The off-field controversies and the unfolding daily ramifications must be extremely difficult to deal with for Ulster utility back Louis Ludik, who has a deep Christian faith.
The Ireland-qualified South African admits the furore around the Belfast rape trial is in your face daily, but insists the team want to get back to playing rugby and earn that Champions Cup qualification slot, starting with a victory over Edinburgh at Murrayfield tomorrow night.
“Obviously, we’re aware of it,” said the 31-year-old former Sharks player.
“It’s impossible not to be aware of it, we have to be focused on the rugby itself. We hear people talk about it, everyone has a different opinion, that’s just how it is.
“But all we can do is focus on rugby, sometimes that’s easy, sometimes that’s difficult, but that’s what we are paid to do.”
Ludik knows losing is not an option if hopes of staying at the European top table are to be realised.
Ludik has a BSc in Sports and Conditioning, and has future coaching plans. For now, he hopes Ulster’s renowned ability to turn it on in the face of adversity will come to the fore.
“Sometimes when our backs are against the wall, when we’ve no other choice, that’s when we play our best. Our minds have to go to that place where we play as best we can.
"Murrayfield is a big empty stadium, not like a packed Kingspan with its nice atmosphere. We’re going to go out there and really be focused on our game and really take it to them.

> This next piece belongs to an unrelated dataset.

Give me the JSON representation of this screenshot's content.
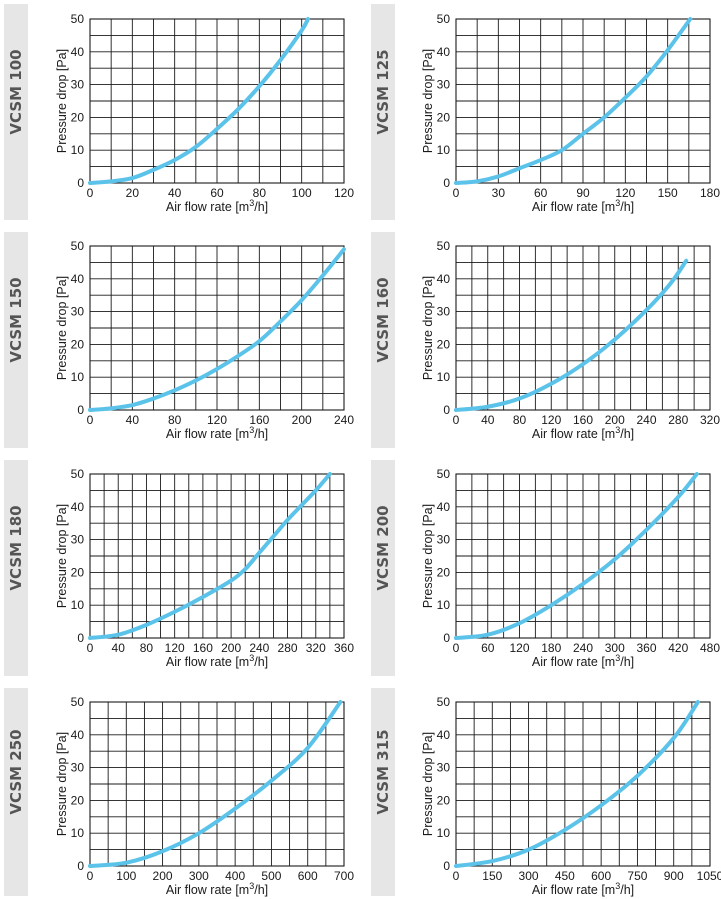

“Sometimes when a person is really under pressure, they perform. Maybe, it’s how the human brain works, when you’re really under the pump. For us, every week is a final now. Whoever gets the opportunity to go out and play has to take that opportunity and do their best.
“Personally, after 12 years, I’ve had my fair share of pressure, it’s part of rugby. I enjoy it, that’s why you play professional rugby. It’d be nice to win every weekend and be pressure free. If the ball doesn’t bounce our way, there’s nothing we can do about that.”